Começa esta segunda-feira (22.01), no Tribunal Judicial de Lisboa, o julgamento do ex-vice-Presidente de Angola, acusado dos crimes de corrupção activa, branqueamento de capitais e falsificação de documentos.
O julgamento, no âmbito da “Operação Fizz”, envolve o engenheiro Manuel Vicente, ex vice-Presidente de Angola, suspeito de ter corrompido, em Portugal, Orlando Figueira, quando este era procurador adjunto do Departamento Central de Investigação e Ação Penal (DCIAP), do Ministério Público.
Segundo a acusação, o arguido terá usado meios e instituições financeiras sedeadas em Portugal para disfarçar a proveniência ilícita de capitais.
Em entrevista à DW África, o jurista português Rui Verde confirma a validade desses acordos de cooperação judiciária, mas alerta que o caso de Manuel Vicente deve ser julgado em Portugal.
Rui Verde explica que “os crimes que o ex-vice-Presidente é acusado não foram cometidos enquanto no exercício de cargos políticos, mas na vida privada dele. Portanto, não há aqui imunidade nenhuma, nem soberania nenhuma em termos legais”.
DW África: Há, de facto, uma possibilidade jurídica, como, por exemplo, no âmbito da CPLP, que poderia transferir o processo contra Manuel Vicente de Portugal para Angola?
Rui Verde (RV): Sim, existe um protocolo de cooperação judiciária. E no âmbito desse protocolo pode existir essa transferência, sim.
DW África: Se este processo for transferido, acha que vai haver rigor por parte da justiça angolana no tratamento do caso?
RV: A questão é diferente.

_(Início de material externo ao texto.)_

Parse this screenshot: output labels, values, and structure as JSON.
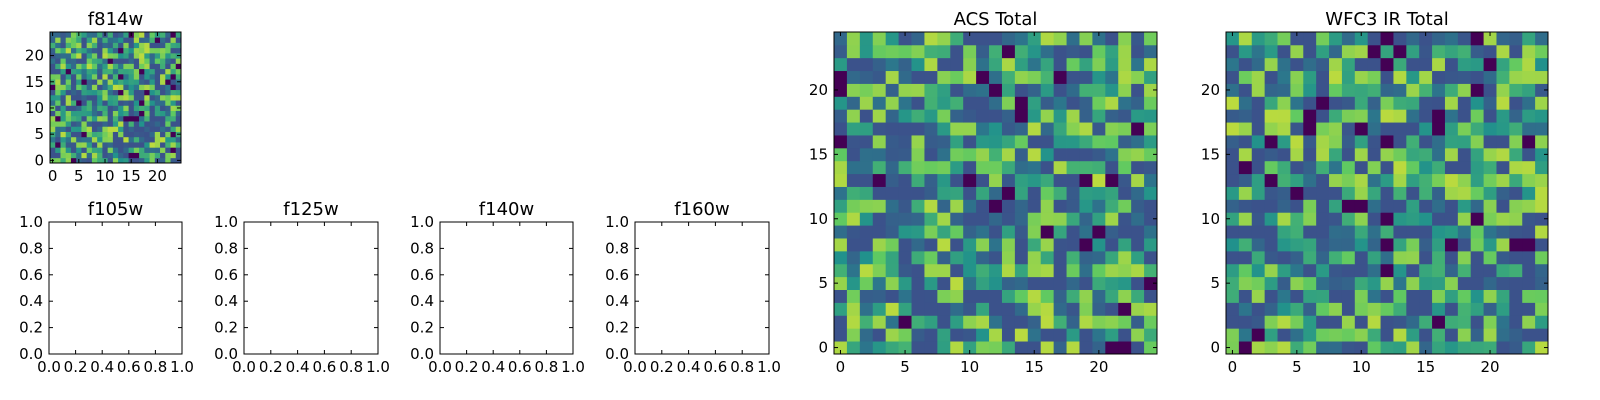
{
  "palette": [
    "#440154",
    "#3b528b",
    "#21918c",
    "#5ec962",
    "#fde725"
  ],
  "chart_data": [
    {
      "type": "heatmap",
      "title": "f814w",
      "xlim": [
        -0.5,
        24.5
      ],
      "ylim": [
        -0.5,
        24.5
      ],
      "xticks": [
        "0",
        "5",
        "10",
        "15",
        "20"
      ],
      "xtick_values": [
        0,
        5,
        10,
        15,
        20
      ],
      "yticks": [
        "0",
        "5",
        "10",
        "15",
        "20"
      ],
      "ytick_values": [
        0,
        5,
        10,
        15,
        20
      ],
      "grid_size": [
        25,
        25
      ],
      "value_range": [
        0,
        1
      ],
      "colormap": "viridis",
      "values_note_free": true
    },
    {
      "type": "empty",
      "title": "f105w",
      "xlim": [
        0,
        1
      ],
      "ylim": [
        0,
        1
      ],
      "xticks": [
        "0.0",
        "0.2",
        "0.4",
        "0.6",
        "0.8",
        "1.0"
      ],
      "xtick_values": [
        0,
        0.2,
        0.4,
        0.6,
        0.8,
        1.0
      ],
      "yticks": [
        "0.0",
        "0.2",
        "0.4",
        "0.6",
        "0.8",
        "1.0"
      ],
      "ytick_values": [
        0,
        0.2,
        0.4,
        0.6,
        0.8,
        1.0
      ]
    },
    {
      "type": "empty",
      "title": "f125w",
      "xlim": [
        0,
        1
      ],
      "ylim": [
        0,
        1
      ],
      "xticks": [
        "0.0",
        "0.2",
        "0.4",
        "0.6",
        "0.8",
        "1.0"
      ],
      "xtick_values": [
        0,
        0.2,
        0.4,
        0.6,
        0.8,
        1.0
      ],
      "yticks": [
        "0.0",
        "0.2",
        "0.4",
        "0.6",
        "0.8",
        "1.0"
      ],
      "ytick_values": [
        0,
        0.2,
        0.4,
        0.6,
        0.8,
        1.0
      ]
    },
    {
      "type": "empty",
      "title": "f140w",
      "xlim": [
        0,
        1
      ],
      "ylim": [
        0,
        1
      ],
      "xticks": [
        "0.0",
        "0.2",
        "0.4",
        "0.6",
        "0.8",
        "1.0"
      ],
      "xtick_values": [
        0,
        0.2,
        0.4,
        0.6,
        0.8,
        1.0
      ],
      "yticks": [
        "0.0",
        "0.2",
        "0.4",
        "0.6",
        "0.8",
        "1.0"
      ],
      "ytick_values": [
        0,
        0.2,
        0.4,
        0.6,
        0.8,
        1.0
      ]
    },
    {
      "type": "empty",
      "title": "f160w",
      "xlim": [
        0,
        1
      ],
      "ylim": [
        0,
        1
      ],
      "xticks": [
        "0.0",
        "0.2",
        "0.4",
        "0.6",
        "0.8",
        "1.0"
      ],
      "xtick_values": [
        0,
        0.2,
        0.4,
        0.6,
        0.8,
        1.0
      ],
      "yticks": [
        "0.0",
        "0.2",
        "0.4",
        "0.6",
        "0.8",
        "1.0"
      ],
      "ytick_values": [
        0,
        0.2,
        0.4,
        0.6,
        0.8,
        1.0
      ]
    },
    {
      "type": "heatmap",
      "title": "ACS Total",
      "xlim": [
        -0.5,
        24.5
      ],
      "ylim": [
        -0.5,
        24.5
      ],
      "xticks": [
        "0",
        "5",
        "10",
        "15",
        "20"
      ],
      "xtick_values": [
        0,
        5,
        10,
        15,
        20
      ],
      "yticks": [
        "0",
        "5",
        "10",
        "15",
        "20"
      ],
      "ytick_values": [
        0,
        5,
        10,
        15,
        20
      ],
      "grid_size": [
        25,
        25
      ],
      "value_range": [
        0,
        1
      ],
      "colormap": "viridis"
    },
    {
      "type": "heatmap",
      "title": "WFC3 IR Total",
      "xlim": [
        -0.5,
        24.5
      ],
      "ylim": [
        -0.5,
        24.5
      ],
      "xticks": [
        "0",
        "5",
        "10",
        "15",
        "20"
      ],
      "xtick_values": [
        0,
        5,
        10,
        15,
        20
      ],
      "yticks": [
        "0",
        "5",
        "10",
        "15",
        "20"
      ],
      "ytick_values": [
        0,
        5,
        10,
        15,
        20
      ],
      "grid_size": [
        25,
        25
      ],
      "value_range": [
        0,
        1
      ],
      "colormap": "viridis"
    }
  ]
}
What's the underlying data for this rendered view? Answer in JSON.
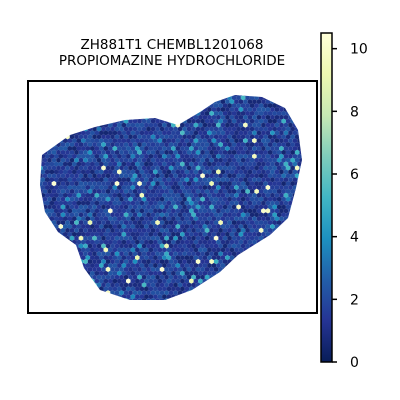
{
  "chart_data": {
    "type": "heatmap",
    "subtype": "hexbin spatial map",
    "title": [
      "ZH881T1 CHEMBL1201068",
      "PROPIOMAZINE HYDROCHLORIDE"
    ],
    "xlabel": "",
    "ylabel": "",
    "colorbar": {
      "colormap": "YlGnBu_r",
      "vmin": 0,
      "vmax": 10.5,
      "ticks": [
        0,
        2,
        4,
        6,
        8,
        10
      ],
      "tick_labels": [
        "0",
        "2",
        "4",
        "6",
        "8",
        "10"
      ]
    },
    "value_summary": {
      "typical_range": [
        0.5,
        2.5
      ],
      "max_observed": 10.5
    }
  }
}
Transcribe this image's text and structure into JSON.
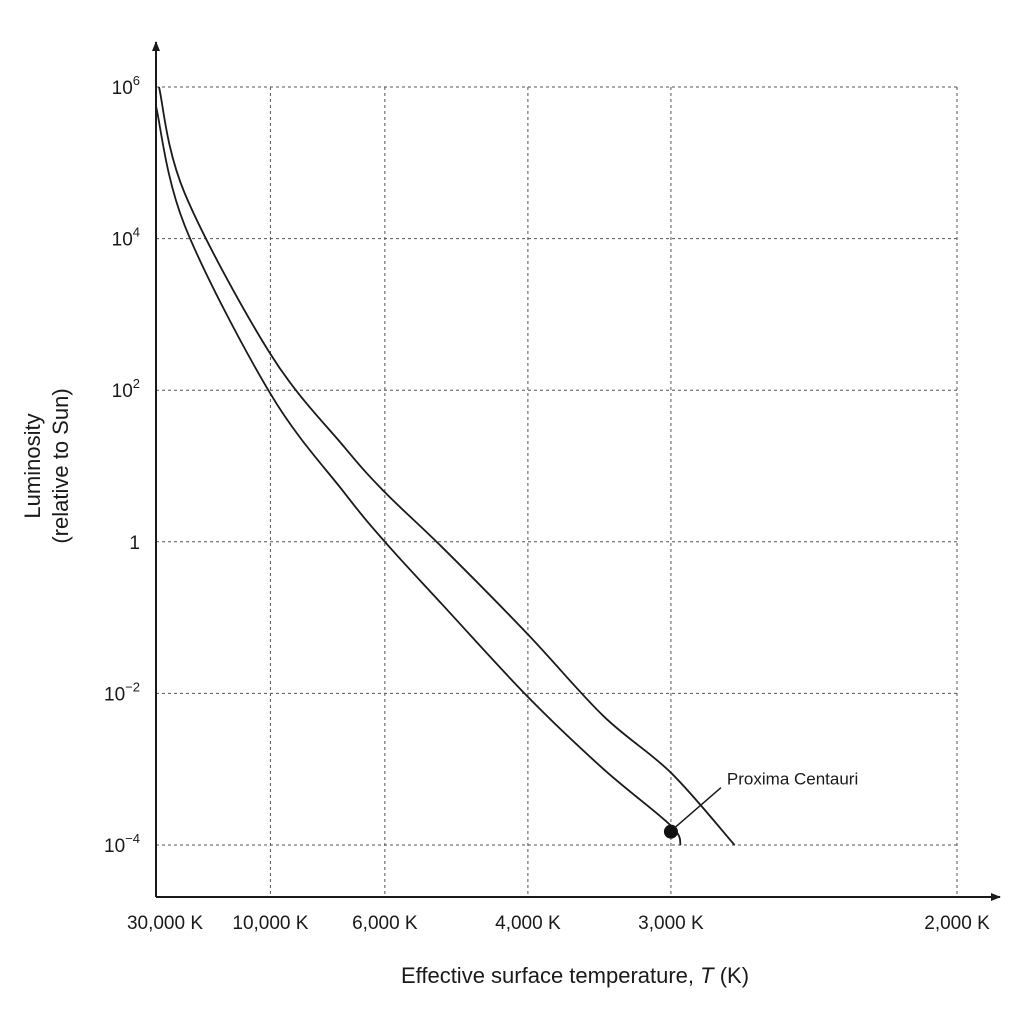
{
  "chart_data": {
    "type": "line",
    "xlabel": "Effective surface temperature, T (K)",
    "xlabel_parts": {
      "prefix": "Effective surface temperature, ",
      "var": "T",
      "suffix": " (K)"
    },
    "ylabel_line1": "Luminosity",
    "ylabel_line2": "(relative to Sun)",
    "x_scale": "reciprocal",
    "x_reversed": true,
    "xlim": [
      30000,
      2000
    ],
    "y_scale": "log",
    "ylim": [
      0.0001,
      1000000
    ],
    "grid": true,
    "x_ticks": [
      {
        "value": 30000,
        "label": "30,000 K"
      },
      {
        "value": 10000,
        "label": "10,000 K"
      },
      {
        "value": 6000,
        "label": "6,000 K"
      },
      {
        "value": 4000,
        "label": "4,000 K"
      },
      {
        "value": 3000,
        "label": "3,000 K"
      },
      {
        "value": 2000,
        "label": "2,000 K"
      }
    ],
    "y_ticks": [
      {
        "value": 1000000,
        "base": "10",
        "exp": "6"
      },
      {
        "value": 10000,
        "base": "10",
        "exp": "4"
      },
      {
        "value": 100,
        "base": "10",
        "exp": "2"
      },
      {
        "value": 1,
        "base": "1",
        "exp": ""
      },
      {
        "value": 0.01,
        "base": "10",
        "exp": "−2"
      },
      {
        "value": 0.0001,
        "base": "10",
        "exp": "−4"
      }
    ],
    "series": [
      {
        "points": [
          {
            "x": 30000,
            "y": 560000
          },
          {
            "x": 20000,
            "y": 15000
          },
          {
            "x": 10000,
            "y": 90
          },
          {
            "x": 7000,
            "y": 4.5
          },
          {
            "x": 6000,
            "y": 1
          },
          {
            "x": 5000,
            "y": 0.15
          },
          {
            "x": 4000,
            "y": 0.009
          },
          {
            "x": 3400,
            "y": 0.001
          },
          {
            "x": 3000,
            "y": 0.00018
          },
          {
            "x": 2950,
            "y": 0.0001
          }
        ]
      },
      {
        "points": [
          {
            "x": 28500,
            "y": 1000000
          },
          {
            "x": 20000,
            "y": 40000
          },
          {
            "x": 10000,
            "y": 300
          },
          {
            "x": 7000,
            "y": 18
          },
          {
            "x": 6000,
            "y": 4.5
          },
          {
            "x": 5000,
            "y": 0.85
          },
          {
            "x": 4000,
            "y": 0.06
          },
          {
            "x": 3400,
            "y": 0.005
          },
          {
            "x": 3000,
            "y": 0.0009
          },
          {
            "x": 2700,
            "y": 0.0001
          }
        ]
      }
    ],
    "highlight": {
      "label": "Proxima Centauri",
      "x": 3000,
      "y": 0.00015
    }
  }
}
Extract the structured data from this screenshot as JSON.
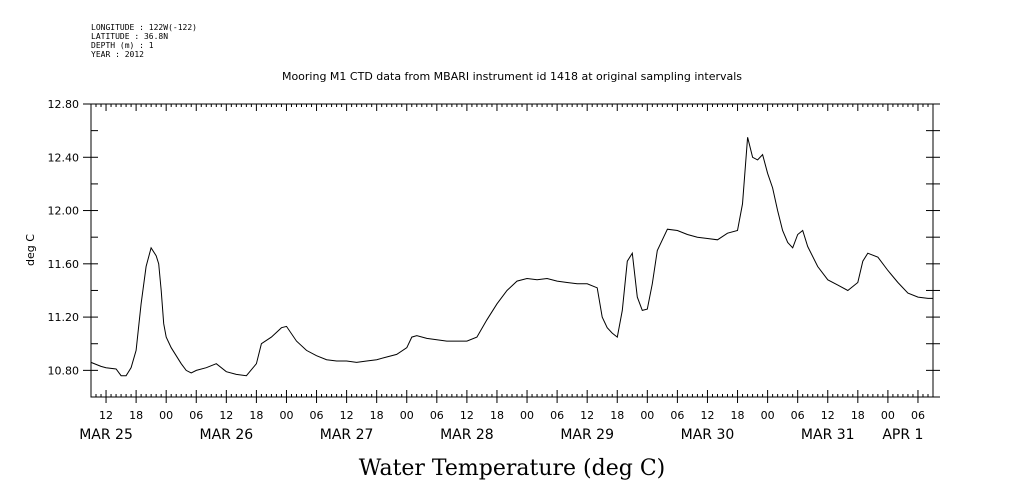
{
  "metadata": {
    "longitude": "LONGITUDE : 122W(-122)",
    "latitude": "LATITUDE : 36.8N",
    "depth": "DEPTH (m) : 1",
    "year": "YEAR : 2012"
  },
  "chart_data": {
    "type": "line",
    "title": "Mooring M1 CTD data from MBARI instrument id 1418 at original sampling intervals",
    "xlabel": "Water Temperature (deg C)",
    "ylabel": "deg C",
    "ylim": [
      10.6,
      12.8
    ],
    "xlim": [
      "2012-03-25T09:00",
      "2012-04-01T09:00"
    ],
    "yticks": [
      "10.80",
      "11.20",
      "11.60",
      "12.00",
      "12.40",
      "12.80"
    ],
    "hour_labels": [
      "12",
      "18",
      "00",
      "06",
      "12",
      "18",
      "00",
      "06",
      "12",
      "18",
      "00",
      "06",
      "12",
      "18",
      "00",
      "06",
      "12",
      "18",
      "00",
      "06",
      "12",
      "18",
      "00",
      "06",
      "12",
      "18",
      "00",
      "06"
    ],
    "date_labels": [
      "MAR 25",
      "MAR 26",
      "MAR 27",
      "MAR 28",
      "MAR 29",
      "MAR 30",
      "MAR 31",
      "APR  1"
    ],
    "grid": false,
    "series": [
      {
        "x": [
          "2012-03-25T09:00",
          "2012-03-25T11:00",
          "2012-03-25T12:00",
          "2012-03-25T14:00",
          "2012-03-25T15:00",
          "2012-03-25T16:00",
          "2012-03-25T17:00",
          "2012-03-25T18:00",
          "2012-03-25T19:00",
          "2012-03-25T20:00",
          "2012-03-25T21:00",
          "2012-03-25T22:00",
          "2012-03-25T22:30",
          "2012-03-25T23:00",
          "2012-03-25T23:30",
          "2012-03-26T00:00",
          "2012-03-26T01:00",
          "2012-03-26T02:00",
          "2012-03-26T03:00",
          "2012-03-26T04:00",
          "2012-03-26T05:00",
          "2012-03-26T06:00",
          "2012-03-26T08:00",
          "2012-03-26T10:00",
          "2012-03-26T12:00",
          "2012-03-26T14:00",
          "2012-03-26T16:00",
          "2012-03-26T18:00",
          "2012-03-26T19:00",
          "2012-03-26T21:00",
          "2012-03-26T23:00",
          "2012-03-27T00:00",
          "2012-03-27T02:00",
          "2012-03-27T04:00",
          "2012-03-27T06:00",
          "2012-03-27T08:00",
          "2012-03-27T10:00",
          "2012-03-27T12:00",
          "2012-03-27T14:00",
          "2012-03-27T16:00",
          "2012-03-27T18:00",
          "2012-03-27T20:00",
          "2012-03-27T22:00",
          "2012-03-28T00:00",
          "2012-03-28T01:00",
          "2012-03-28T02:00",
          "2012-03-28T04:00",
          "2012-03-28T06:00",
          "2012-03-28T08:00",
          "2012-03-28T10:00",
          "2012-03-28T12:00",
          "2012-03-28T14:00",
          "2012-03-28T16:00",
          "2012-03-28T18:00",
          "2012-03-28T20:00",
          "2012-03-28T22:00",
          "2012-03-29T00:00",
          "2012-03-29T02:00",
          "2012-03-29T04:00",
          "2012-03-29T06:00",
          "2012-03-29T08:00",
          "2012-03-29T10:00",
          "2012-03-29T12:00",
          "2012-03-29T14:00",
          "2012-03-29T15:00",
          "2012-03-29T16:00",
          "2012-03-29T17:00",
          "2012-03-29T18:00",
          "2012-03-29T19:00",
          "2012-03-29T20:00",
          "2012-03-29T21:00",
          "2012-03-29T22:00",
          "2012-03-29T23:00",
          "2012-03-30T00:00",
          "2012-03-30T01:00",
          "2012-03-30T02:00",
          "2012-03-30T04:00",
          "2012-03-30T06:00",
          "2012-03-30T08:00",
          "2012-03-30T10:00",
          "2012-03-30T12:00",
          "2012-03-30T14:00",
          "2012-03-30T16:00",
          "2012-03-30T18:00",
          "2012-03-30T19:00",
          "2012-03-30T20:00",
          "2012-03-30T21:00",
          "2012-03-30T22:00",
          "2012-03-30T23:00",
          "2012-03-31T00:00",
          "2012-03-31T01:00",
          "2012-03-31T02:00",
          "2012-03-31T03:00",
          "2012-03-31T04:00",
          "2012-03-31T05:00",
          "2012-03-31T06:00",
          "2012-03-31T07:00",
          "2012-03-31T08:00",
          "2012-03-31T10:00",
          "2012-03-31T12:00",
          "2012-03-31T14:00",
          "2012-03-31T16:00",
          "2012-03-31T18:00",
          "2012-03-31T19:00",
          "2012-03-31T20:00",
          "2012-03-31T22:00",
          "2012-04-01T00:00",
          "2012-04-01T02:00",
          "2012-04-01T04:00",
          "2012-04-01T06:00",
          "2012-04-01T08:00",
          "2012-04-01T09:00"
        ],
        "y": [
          10.86,
          10.83,
          10.82,
          10.81,
          10.76,
          10.76,
          10.82,
          10.95,
          11.3,
          11.58,
          11.72,
          11.66,
          11.6,
          11.4,
          11.15,
          11.05,
          10.97,
          10.91,
          10.85,
          10.8,
          10.78,
          10.8,
          10.82,
          10.85,
          10.79,
          10.77,
          10.76,
          10.85,
          11.0,
          11.05,
          11.12,
          11.13,
          11.02,
          10.95,
          10.91,
          10.88,
          10.87,
          10.87,
          10.86,
          10.87,
          10.88,
          10.9,
          10.92,
          10.97,
          11.05,
          11.06,
          11.04,
          11.03,
          11.02,
          11.02,
          11.02,
          11.05,
          11.18,
          11.3,
          11.4,
          11.47,
          11.49,
          11.48,
          11.49,
          11.47,
          11.46,
          11.45,
          11.45,
          11.42,
          11.2,
          11.12,
          11.08,
          11.05,
          11.25,
          11.62,
          11.68,
          11.35,
          11.25,
          11.26,
          11.45,
          11.7,
          11.86,
          11.85,
          11.82,
          11.8,
          11.79,
          11.78,
          11.83,
          11.85,
          12.05,
          12.55,
          12.4,
          12.38,
          12.42,
          12.28,
          12.17,
          12.0,
          11.85,
          11.76,
          11.72,
          11.82,
          11.85,
          11.73,
          11.58,
          11.48,
          11.44,
          11.4,
          11.46,
          11.62,
          11.68,
          11.65,
          11.55,
          11.46,
          11.38,
          11.35,
          11.34,
          11.34
        ]
      }
    ]
  }
}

É que em Angola há a chamada Lei de Amnistia, que foi aprovada em novembro de 2016 e que amnistia todos os crimes que tenham acontecido antes e punidos com uma pena de até 12 anos de prisão.
Parece-me que os crimes de que o Manuel Vicente é acusado têm todos uma pena inferior a 12 anos de prisão.
A partir do momento que o processo vai para os tribunais angolanos, esses tribunais são obrigados pela Constituição a aplicar a lei mais favorável, e neste caso é a Lei de Amnistia.
Resultado: o Manuel Vicente sai amnistiado; tem uma espécie de perdão automático. E não é uma questão de os juízes angolanos serem bons ou serem maus, ou desconfiarmos deles ou não desconfiarmos.
É uma questão de a lei angolana exigir que o processo seja amnistiado. Isto quer dizer “acabou”.
Obviamente que esta é a solução política ideal. Portugal finge que entregou o processo seguindo os trâmites judiciais – o que é verdade – e Angola resolve o problema através da Lei da Amnistia. Em termos formais, resolve-se o problema.
DW África: O Governo angolano trata a operação Fizz como um caso político, de soberania. Seria essa uma estratégia para proteger o seu ex-vice-Presidente?
RV: Obviamente que é uma estratégia para proteger o ex-vice-Presidente, porque do ponto de vista jurídico não tem razão. Desse ponto de vista, o processo tinha que ser julgado em Portugal, porque os crimes que o ex-vice-Presidente é acusado não foram cometidos enquanto no exercício de cargos políticos, mas na vida privada dele.
Estão relacionados com a compra de um apartamento em Estoril, em Portugal. Portanto, não há aqui imunidade nenhuma, nem soberania nenhuma em termos legais. O que há é uma luta política e a solução parece ser este arranjo de utilizar a transferência de processos, que efetivamente é permitida de acordo com os protocolos de cooperação judiciária, mas que tem como resultado a amnistia automática do ex-vice-Presidente.
DW África: Se Portugal não ceder à transferência desse processo, como acha que vai ficar a relação entre os dois países?
RV: Na realidade acho que não afeta muito a relação, isto é tudo muito barulho. A relação entre os dois países é de interesse económico e financeiro. Angola necessita de Portugal tal como Portugal necessita de Angola. Portanto, na realidade, o que estamos a assistir é muito barulho, mas sem grande implicações práticas.
DW África: Portanto, mais vale Portugal julgar o caso no país do que transferi-lo?
RV: Acho que isto vai da transparência da justiça de combate à corrupção que se anuncia quer em Portugal, quer em Angola. Era o resultado que tinha que acontecer, o julgamento em Portugal. Tudo que não seja isso é fugir a esses símbolos e bandeiras que agora estão exibidos por esses países.